Do you want a feedback loop of instructors and peers or do you want to be in competition only with yourself?
Some clubs or gyms have great member support and will give you a free assessment if you need further assistance. Many have small group training classes with screens displaying your heart rate in relation to everyone else in your class. This can either be a great motivator or a total downer because you may not be at the fitness level that the rest of the group is. This type of “competition” style can be a negative and promote a sort of competitive dysmorphia. If you know yourself well and could care less about all the other numbers on the board you are all good but this is why I often say you have to know yourself very well before entering into a new program.

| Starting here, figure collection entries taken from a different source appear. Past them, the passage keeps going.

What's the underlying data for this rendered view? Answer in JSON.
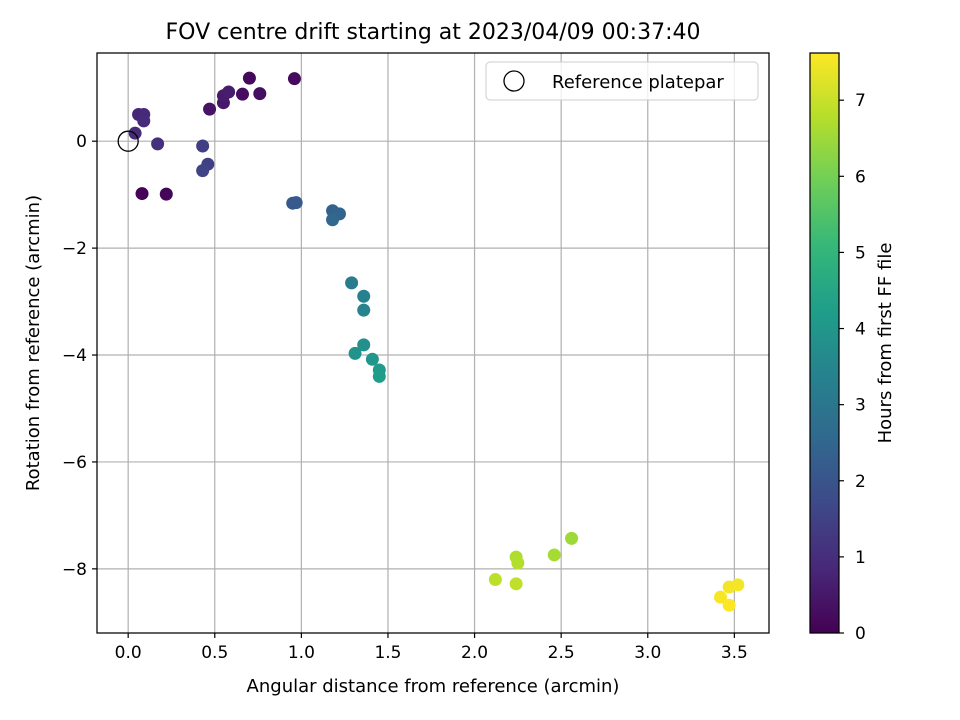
{
  "chart_data": {
    "type": "scatter",
    "title": "FOV centre drift starting at 2023/04/09 00:37:40",
    "xlabel": "Angular distance from reference (arcmin)",
    "ylabel": "Rotation from reference (arcmin)",
    "xlim": [
      -0.18,
      3.7
    ],
    "ylim": [
      -9.2,
      1.65
    ],
    "xticks": [
      0.0,
      0.5,
      1.0,
      1.5,
      2.0,
      2.5,
      3.0,
      3.5
    ],
    "xtick_labels": [
      "0.0",
      "0.5",
      "1.0",
      "1.5",
      "2.0",
      "2.5",
      "3.0",
      "3.5"
    ],
    "yticks": [
      0,
      -2,
      -4,
      -6,
      -8
    ],
    "ytick_labels": [
      "0",
      "−2",
      "−4",
      "−6",
      "−8"
    ],
    "grid": true,
    "legend": {
      "position": "top-right",
      "entries": [
        "Reference platepar"
      ]
    },
    "reference_point": {
      "x": 0.0,
      "y": 0.0
    },
    "colorbar": {
      "label": "Hours from first FF file",
      "colormap": "viridis",
      "range": [
        0,
        7.62
      ],
      "ticks": [
        0,
        1,
        2,
        3,
        4,
        5,
        6,
        7
      ],
      "tick_labels": [
        "0",
        "1",
        "2",
        "3",
        "4",
        "5",
        "6",
        "7"
      ],
      "stops": [
        "#440154",
        "#482878",
        "#3e4989",
        "#31688e",
        "#26828e",
        "#1f9e89",
        "#35b779",
        "#6ece58",
        "#b5de2b",
        "#fde725"
      ]
    },
    "points": [
      {
        "x": 0.08,
        "y": -0.98,
        "t": 0.05
      },
      {
        "x": 0.22,
        "y": -0.99,
        "t": 0.1
      },
      {
        "x": 0.7,
        "y": 1.18,
        "t": 0.15
      },
      {
        "x": 0.96,
        "y": 1.17,
        "t": 0.2
      },
      {
        "x": 0.66,
        "y": 0.88,
        "t": 0.25
      },
      {
        "x": 0.76,
        "y": 0.89,
        "t": 0.3
      },
      {
        "x": 0.47,
        "y": 0.6,
        "t": 0.4
      },
      {
        "x": 0.55,
        "y": 0.72,
        "t": 0.5
      },
      {
        "x": 0.55,
        "y": 0.85,
        "t": 0.55
      },
      {
        "x": 0.58,
        "y": 0.92,
        "t": 0.6
      },
      {
        "x": 0.06,
        "y": 0.5,
        "t": 0.8
      },
      {
        "x": 0.09,
        "y": 0.5,
        "t": 0.85
      },
      {
        "x": 0.09,
        "y": 0.38,
        "t": 0.9
      },
      {
        "x": 0.04,
        "y": 0.15,
        "t": 0.95
      },
      {
        "x": 0.17,
        "y": -0.05,
        "t": 1.05
      },
      {
        "x": 0.43,
        "y": -0.09,
        "t": 1.4
      },
      {
        "x": 0.46,
        "y": -0.43,
        "t": 1.5
      },
      {
        "x": 0.43,
        "y": -0.55,
        "t": 1.55
      },
      {
        "x": 0.95,
        "y": -1.16,
        "t": 2.1
      },
      {
        "x": 0.97,
        "y": -1.15,
        "t": 2.15
      },
      {
        "x": 1.18,
        "y": -1.3,
        "t": 2.4
      },
      {
        "x": 1.22,
        "y": -1.36,
        "t": 2.45
      },
      {
        "x": 1.18,
        "y": -1.47,
        "t": 2.5
      },
      {
        "x": 1.29,
        "y": -2.65,
        "t": 3.2
      },
      {
        "x": 1.36,
        "y": -2.9,
        "t": 3.35
      },
      {
        "x": 1.36,
        "y": -3.16,
        "t": 3.45
      },
      {
        "x": 1.36,
        "y": -3.81,
        "t": 3.8
      },
      {
        "x": 1.31,
        "y": -3.97,
        "t": 3.9
      },
      {
        "x": 1.41,
        "y": -4.08,
        "t": 4.0
      },
      {
        "x": 1.45,
        "y": -4.28,
        "t": 4.1
      },
      {
        "x": 1.45,
        "y": -4.4,
        "t": 4.2
      },
      {
        "x": 2.56,
        "y": -7.43,
        "t": 6.5
      },
      {
        "x": 2.46,
        "y": -7.74,
        "t": 6.6
      },
      {
        "x": 2.24,
        "y": -7.78,
        "t": 6.7
      },
      {
        "x": 2.25,
        "y": -7.89,
        "t": 6.75
      },
      {
        "x": 2.12,
        "y": -8.2,
        "t": 6.85
      },
      {
        "x": 2.24,
        "y": -8.28,
        "t": 6.9
      },
      {
        "x": 3.52,
        "y": -8.3,
        "t": 7.5
      },
      {
        "x": 3.47,
        "y": -8.34,
        "t": 7.52
      },
      {
        "x": 3.42,
        "y": -8.53,
        "t": 7.55
      },
      {
        "x": 3.47,
        "y": -8.68,
        "t": 7.6
      }
    ]
  }
}
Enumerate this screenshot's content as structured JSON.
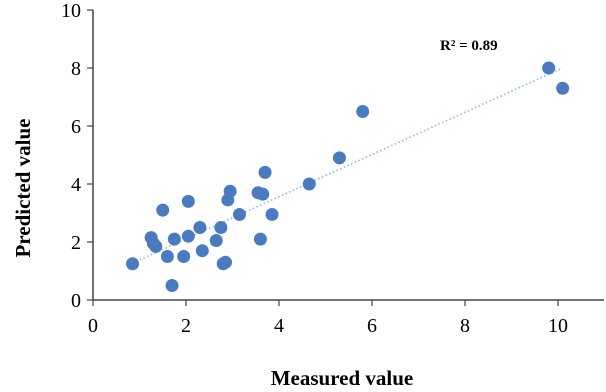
{
  "chart_data": {
    "type": "scatter",
    "title": "",
    "xlabel": "Measured value",
    "ylabel": "Predicted value",
    "xlim": [
      0,
      10
    ],
    "ylim": [
      0,
      10
    ],
    "x_ticks": [
      "0",
      "2",
      "4",
      "6",
      "8",
      "10"
    ],
    "y_ticks": [
      "0",
      "2",
      "4",
      "6",
      "8",
      "10"
    ],
    "annotation": "R² = 0.89",
    "grid": false,
    "legend": "none",
    "marker_color": "#4a7bc1",
    "trendline": {
      "style": "dotted",
      "color": "#8eb4e0",
      "from": [
        0.85,
        1.27
      ],
      "to": [
        10.1,
        8.0
      ]
    },
    "points": [
      {
        "x": 0.85,
        "y": 1.25
      },
      {
        "x": 1.25,
        "y": 2.15
      },
      {
        "x": 1.3,
        "y": 1.95
      },
      {
        "x": 1.35,
        "y": 1.85
      },
      {
        "x": 1.5,
        "y": 3.1
      },
      {
        "x": 1.6,
        "y": 1.5
      },
      {
        "x": 1.7,
        "y": 0.5
      },
      {
        "x": 1.75,
        "y": 2.1
      },
      {
        "x": 1.95,
        "y": 1.5
      },
      {
        "x": 2.05,
        "y": 2.2
      },
      {
        "x": 2.05,
        "y": 3.4
      },
      {
        "x": 2.3,
        "y": 2.5
      },
      {
        "x": 2.35,
        "y": 1.7
      },
      {
        "x": 2.65,
        "y": 2.05
      },
      {
        "x": 2.75,
        "y": 2.5
      },
      {
        "x": 2.8,
        "y": 1.25
      },
      {
        "x": 2.85,
        "y": 1.3
      },
      {
        "x": 2.9,
        "y": 3.45
      },
      {
        "x": 2.95,
        "y": 3.75
      },
      {
        "x": 3.15,
        "y": 2.95
      },
      {
        "x": 3.55,
        "y": 3.7
      },
      {
        "x": 3.6,
        "y": 2.1
      },
      {
        "x": 3.65,
        "y": 3.65
      },
      {
        "x": 3.7,
        "y": 4.4
      },
      {
        "x": 3.85,
        "y": 2.95
      },
      {
        "x": 4.65,
        "y": 4.0
      },
      {
        "x": 5.3,
        "y": 4.9
      },
      {
        "x": 5.8,
        "y": 6.5
      },
      {
        "x": 9.8,
        "y": 8.0
      },
      {
        "x": 10.1,
        "y": 7.3
      }
    ]
  }
}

Once you have narrowed down your list, ask yourself if this is something you can sustain, does it work with your schedule long term?
Gyms tend to repeat the same schedules at popular times however I have witnessed certain changes to schedules that members became dependent on and then were disappointed by the new changes. If you find yourself in an exercise program that you love stick with it, just make sure you have alternatives should that particular class or instructor have to change.
Do you have to be conscious of past injuries?
This question alone can dictate exactly what you can and can’t do. In the case of lower body injuries you might be better off purchasing a stationary bike or getting a membership at an indoor pool with appropriate swim times.
If you have a lot of upper body injuries I would not recommend you join a “Body pump” or other type of weight lifting class as personal attention is not the instructor’s first priority.
What if any, requirements does your doctor want you to include?
Again this question could dictate any and or all of your allowed options. Just be mindful that your current enthusiasm for working out be tempered with the wisdom of your doctor. More often than not doctors want their patients to workout and build stamina and strength. In some cases though they may restrict very intense workouts or request you hire a professional trainer for proper heart rate supervision.
Including these questions in your search for the perfect workout or venue can help you keep a new routine longer, giving you a greater chance of success.